En conséquence, il a jugé que la disposition de la loi déférée qui confie au Ministre de l'Intérieur la charge d'apprécier « la vocation humanitaire » des associations , notion dont le contenu n'a été précisé par aucun texte législatif, porte atteinte au principe de légalité des délits et des peines en ce qu'elle fait dépendre le champ d'application de la loi pénale d'une décision administrative, et conduit ainsi à l'incompétence négative du législateur.
Cette partie de l'article 13 a été considérée comme inséparable du reste de cette disposition ,compte tenu des débats parlementaires.
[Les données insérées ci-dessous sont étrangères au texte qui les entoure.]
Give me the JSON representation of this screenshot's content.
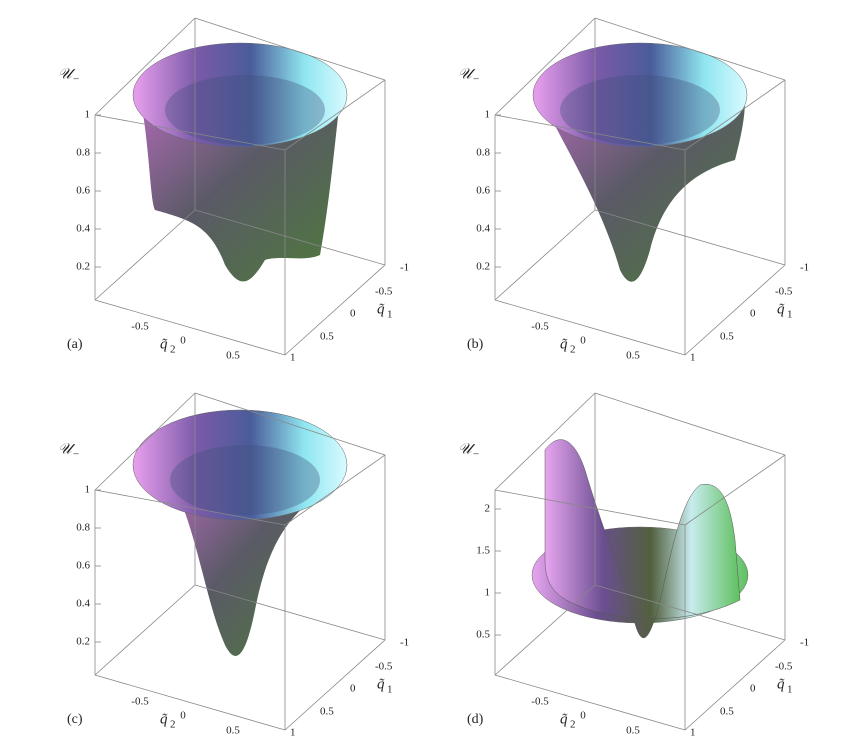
{
  "panels": [
    {
      "label": "(a)",
      "z_label": "𝒰",
      "z_label_sub": "−",
      "z_ticks": [
        "1",
        "0.8",
        "0.6",
        "0.4",
        "0.2"
      ],
      "q1_label": "q̃",
      "q1_sub": "1",
      "q1_ticks": [
        "-1",
        "-0.5",
        "0",
        "0.5",
        "1"
      ],
      "q2_label": "q̃",
      "q2_sub": "2",
      "q2_ticks": [
        "-0.5",
        "0",
        "0.5"
      ]
    },
    {
      "label": "(b)",
      "z_label": "𝒰",
      "z_label_sub": "−",
      "z_ticks": [
        "1",
        "0.8",
        "0.6",
        "0.4",
        "0.2"
      ],
      "q1_label": "q̃",
      "q1_sub": "1",
      "q1_ticks": [
        "-1",
        "-0.5",
        "0",
        "0.5",
        "1"
      ],
      "q2_label": "q̃",
      "q2_sub": "2",
      "q2_ticks": [
        "-0.5",
        "0",
        "0.5"
      ]
    },
    {
      "label": "(c)",
      "z_label": "𝒰",
      "z_label_sub": "−",
      "z_ticks": [
        "1",
        "0.8",
        "0.6",
        "0.4",
        "0.2"
      ],
      "q1_label": "q̃",
      "q1_sub": "1",
      "q1_ticks": [
        "-1",
        "-0.5",
        "0",
        "0.5",
        "1"
      ],
      "q2_label": "q̃",
      "q2_sub": "2",
      "q2_ticks": [
        "-0.5",
        "0",
        "0.5"
      ]
    },
    {
      "label": "(d)",
      "z_label": "𝒰",
      "z_label_sub": "−",
      "z_ticks": [
        "2",
        "1.5",
        "1",
        "0.5"
      ],
      "q1_label": "q̃",
      "q1_sub": "1",
      "q1_ticks": [
        "-1",
        "-0.5",
        "0",
        "0.5",
        "1"
      ],
      "q2_label": "q̃",
      "q2_sub": "2",
      "q2_ticks": [
        "-0.5",
        "0",
        "0.5"
      ]
    }
  ]
}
L'article 13 a donc été déclaré contraire, dans son ensemble, à la Constitution.
Cependant, le Conseil constitutionnel a rappelé « qu'il appartient au juge, conformément au principe de légalité des délits et des peines, d'interpréter strictement les éléments constitutifs de l'infraction définie l'article 21 de l'ordonnance du 2 novembre 1945, notamment lorsque la personne morale en cause est une association à but non lucratif et à vocation humanitaire, ou une fondation, apportant, conformément à leur objet, aide et assistance aux étrangers ».
L'article 29, modifie les compétences de l'Office français de protection des réfugiés et apatrides (OFPRA).
Désormais la qualité de réfugié pourra être reconnue par l'Office non seulement à celui ou à celle dont la situation répond aux critères retenus par la Convention de Genève sur les réfugiés mais aussi à « toute personne persécutée en raison de son action en faveur de la liberté », formule reprise du quatrième alinéa du Préambule de la Constitution de 1946.
Constatant que la Commission de recours des réfugiés, dont un des membres représente le Haut Commissariat des Nations Unies pour les réfugiés et peut être de nationalité étrangère, devra désormais interpréter une disposition constitutionnelle, les requérants soutenaient que l'article 29 serait contraire à un principe fondamental reconnu par les lois de la République selon lequel les jugements sont rendus « au nom du peuple français ».
Le Conseil constitutionnel a considéré que les fonctions juridictionnelles sont inséparables de l'exercice de la souveraineté nationale et ne sauraient, en principe, être confiées à des personnes de nationalité étrangère ou représentant un organisme international.
Toutefois le Conseil constitutionnel a admis qu'il pouvait être dérogé à ce principe dès lors qu'il s'agit de mettre en oeuvre un engagement international de la France et sous réserve qu'il ne soit pas porté atteinte aux conditions essentielles d'exercice de la souveraineté nationale.
Le Conseil a considéré que la composition de la Commission de recours des réfugiés, qui a pour vocation d'appliquer la Convention de Genève et dans laquelle la présence de représentants du HCR est minoritaire, ne méconnaît pas ces exigences constitutionnelles. Il a ainsi admis la constitutionnalité de l'organisation actuelle de la Commission des recours.
En outre il a estimé qu'il était loisible au législateur, dans l'intérêt d'une bonne administration de la justice, de prévoir que des demandes de reconnaissance de la qualité des réfugiés, fondées sur des textes juridiques distincts (Convention et Constitution), fassent l'objet d'une instruction commune.
Dès lors l'article 29, qui ajoute une compétence nouvelle (asile constitutionnel) aux attributions de l'OFPRA et donc, en appel, à celles de la Commission des recours, ne méconnaît aucun principe ni aucune règle de valeur constitutionnelle.